Properties:
-Apply to distribution functions of discrete random variables-
- $\operatorname {P}(X<b)=F(b^{-})$
- $\operatorname {P}(X>a)=1-F(a)$
- $\operatorname {P}(X\geq a)=1-F(a^{-})$
- $\operatorname {P}(a<X<b)=F(b^{-})-F(a)$
- $\operatorname {P}(a\leq X<b)=F(b^{-})-F(a^{-})$
- $\operatorname {P}(a\leq X\leq b)=F(b)-F(a^{-})$
I would like to know:
- What does the expression "$x^-$" mean?
- And which of the properties listed above apply to continuous random variables as well?
Thank you very much.
$F(a^-)$ is the limit from the left (or "from below").
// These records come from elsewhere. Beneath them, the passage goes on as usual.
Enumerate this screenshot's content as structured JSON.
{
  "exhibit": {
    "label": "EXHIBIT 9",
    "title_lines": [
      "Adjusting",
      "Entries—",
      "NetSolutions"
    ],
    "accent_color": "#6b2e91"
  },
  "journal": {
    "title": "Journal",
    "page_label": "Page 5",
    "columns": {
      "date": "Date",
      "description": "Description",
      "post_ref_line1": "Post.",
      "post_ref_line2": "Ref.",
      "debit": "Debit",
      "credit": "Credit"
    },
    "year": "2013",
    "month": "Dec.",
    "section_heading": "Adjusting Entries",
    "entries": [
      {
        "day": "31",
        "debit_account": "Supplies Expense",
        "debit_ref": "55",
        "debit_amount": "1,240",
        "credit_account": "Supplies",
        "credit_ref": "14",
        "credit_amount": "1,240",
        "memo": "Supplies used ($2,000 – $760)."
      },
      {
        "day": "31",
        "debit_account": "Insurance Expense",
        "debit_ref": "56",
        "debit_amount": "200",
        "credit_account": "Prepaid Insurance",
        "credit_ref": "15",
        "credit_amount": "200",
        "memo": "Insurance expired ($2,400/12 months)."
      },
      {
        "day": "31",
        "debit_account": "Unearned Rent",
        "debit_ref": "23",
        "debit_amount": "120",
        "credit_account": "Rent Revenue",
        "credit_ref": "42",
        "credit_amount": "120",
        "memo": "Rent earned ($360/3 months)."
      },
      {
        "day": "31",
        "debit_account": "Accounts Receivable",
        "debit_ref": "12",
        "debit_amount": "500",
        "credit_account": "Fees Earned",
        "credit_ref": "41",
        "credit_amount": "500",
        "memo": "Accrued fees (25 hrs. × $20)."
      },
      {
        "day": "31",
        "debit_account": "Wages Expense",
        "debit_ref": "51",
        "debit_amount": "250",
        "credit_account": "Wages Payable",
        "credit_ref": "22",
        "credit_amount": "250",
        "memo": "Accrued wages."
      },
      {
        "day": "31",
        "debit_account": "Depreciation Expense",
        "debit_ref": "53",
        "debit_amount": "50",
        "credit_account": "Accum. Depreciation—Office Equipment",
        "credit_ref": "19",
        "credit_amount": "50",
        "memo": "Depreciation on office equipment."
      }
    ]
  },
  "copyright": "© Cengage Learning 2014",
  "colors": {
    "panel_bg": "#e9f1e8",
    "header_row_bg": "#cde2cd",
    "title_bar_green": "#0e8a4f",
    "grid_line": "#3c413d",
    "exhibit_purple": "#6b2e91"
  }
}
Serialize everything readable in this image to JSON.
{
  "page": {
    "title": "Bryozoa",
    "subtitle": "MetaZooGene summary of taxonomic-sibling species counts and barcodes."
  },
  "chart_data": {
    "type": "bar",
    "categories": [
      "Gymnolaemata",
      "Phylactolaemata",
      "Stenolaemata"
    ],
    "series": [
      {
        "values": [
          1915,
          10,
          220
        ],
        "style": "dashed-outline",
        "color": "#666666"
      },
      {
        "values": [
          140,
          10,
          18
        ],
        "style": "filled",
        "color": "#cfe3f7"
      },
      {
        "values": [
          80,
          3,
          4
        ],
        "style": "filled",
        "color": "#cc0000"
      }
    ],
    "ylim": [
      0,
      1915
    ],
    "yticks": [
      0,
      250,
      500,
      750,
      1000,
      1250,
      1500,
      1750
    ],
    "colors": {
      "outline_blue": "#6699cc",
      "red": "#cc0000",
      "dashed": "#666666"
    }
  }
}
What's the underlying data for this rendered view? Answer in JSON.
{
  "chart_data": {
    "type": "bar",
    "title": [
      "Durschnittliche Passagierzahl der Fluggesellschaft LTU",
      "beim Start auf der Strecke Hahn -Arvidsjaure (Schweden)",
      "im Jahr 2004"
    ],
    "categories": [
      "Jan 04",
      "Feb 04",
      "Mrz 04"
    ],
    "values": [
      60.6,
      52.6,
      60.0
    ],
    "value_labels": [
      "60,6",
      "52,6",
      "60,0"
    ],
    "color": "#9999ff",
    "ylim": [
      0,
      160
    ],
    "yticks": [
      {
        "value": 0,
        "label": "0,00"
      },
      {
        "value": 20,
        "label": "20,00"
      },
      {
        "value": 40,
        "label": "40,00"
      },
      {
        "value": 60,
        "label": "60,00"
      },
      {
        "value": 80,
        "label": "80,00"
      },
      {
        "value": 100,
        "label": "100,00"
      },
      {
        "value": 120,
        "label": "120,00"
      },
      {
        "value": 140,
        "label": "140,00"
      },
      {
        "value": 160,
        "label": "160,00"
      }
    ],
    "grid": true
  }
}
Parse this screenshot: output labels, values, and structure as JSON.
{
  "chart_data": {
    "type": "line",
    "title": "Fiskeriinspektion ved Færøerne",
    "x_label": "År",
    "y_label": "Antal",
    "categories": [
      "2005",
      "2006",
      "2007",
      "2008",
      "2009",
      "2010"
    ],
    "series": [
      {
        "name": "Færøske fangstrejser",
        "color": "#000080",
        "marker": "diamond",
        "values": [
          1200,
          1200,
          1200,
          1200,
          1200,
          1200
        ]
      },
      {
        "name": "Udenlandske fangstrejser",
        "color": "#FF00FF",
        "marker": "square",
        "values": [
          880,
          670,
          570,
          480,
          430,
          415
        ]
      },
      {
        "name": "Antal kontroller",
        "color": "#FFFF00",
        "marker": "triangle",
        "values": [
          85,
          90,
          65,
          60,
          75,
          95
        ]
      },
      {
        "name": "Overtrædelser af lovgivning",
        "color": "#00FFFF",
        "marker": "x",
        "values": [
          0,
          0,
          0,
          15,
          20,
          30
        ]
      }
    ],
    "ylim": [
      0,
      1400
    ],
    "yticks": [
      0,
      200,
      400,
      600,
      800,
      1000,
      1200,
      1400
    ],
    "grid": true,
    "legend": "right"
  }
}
$$F(a^-) ~=~ \lim\limits_{x\to a^-} F(x) ~=~ \lim\limits_{x\nearrow a} F(x) ~=~ \lim_{a> x\to a} F(x)$$
Similarly $F(x^+)$ is the limit from the right (or "from above").
$$F(a^+) ~=~ \lim\limits_{x\to a^+} F(x) ~=~ \lim\limits_{x\searrow a} F(x) ~=~ \lim_{a<x\to a} F(x)$$
In particular, a CDF must be right-continuous, that is $F(a)~=~ \mathsf P(X\leq a)~=~F(a^+)$, and $F(a^-)~=~\mathsf P(X<a)$.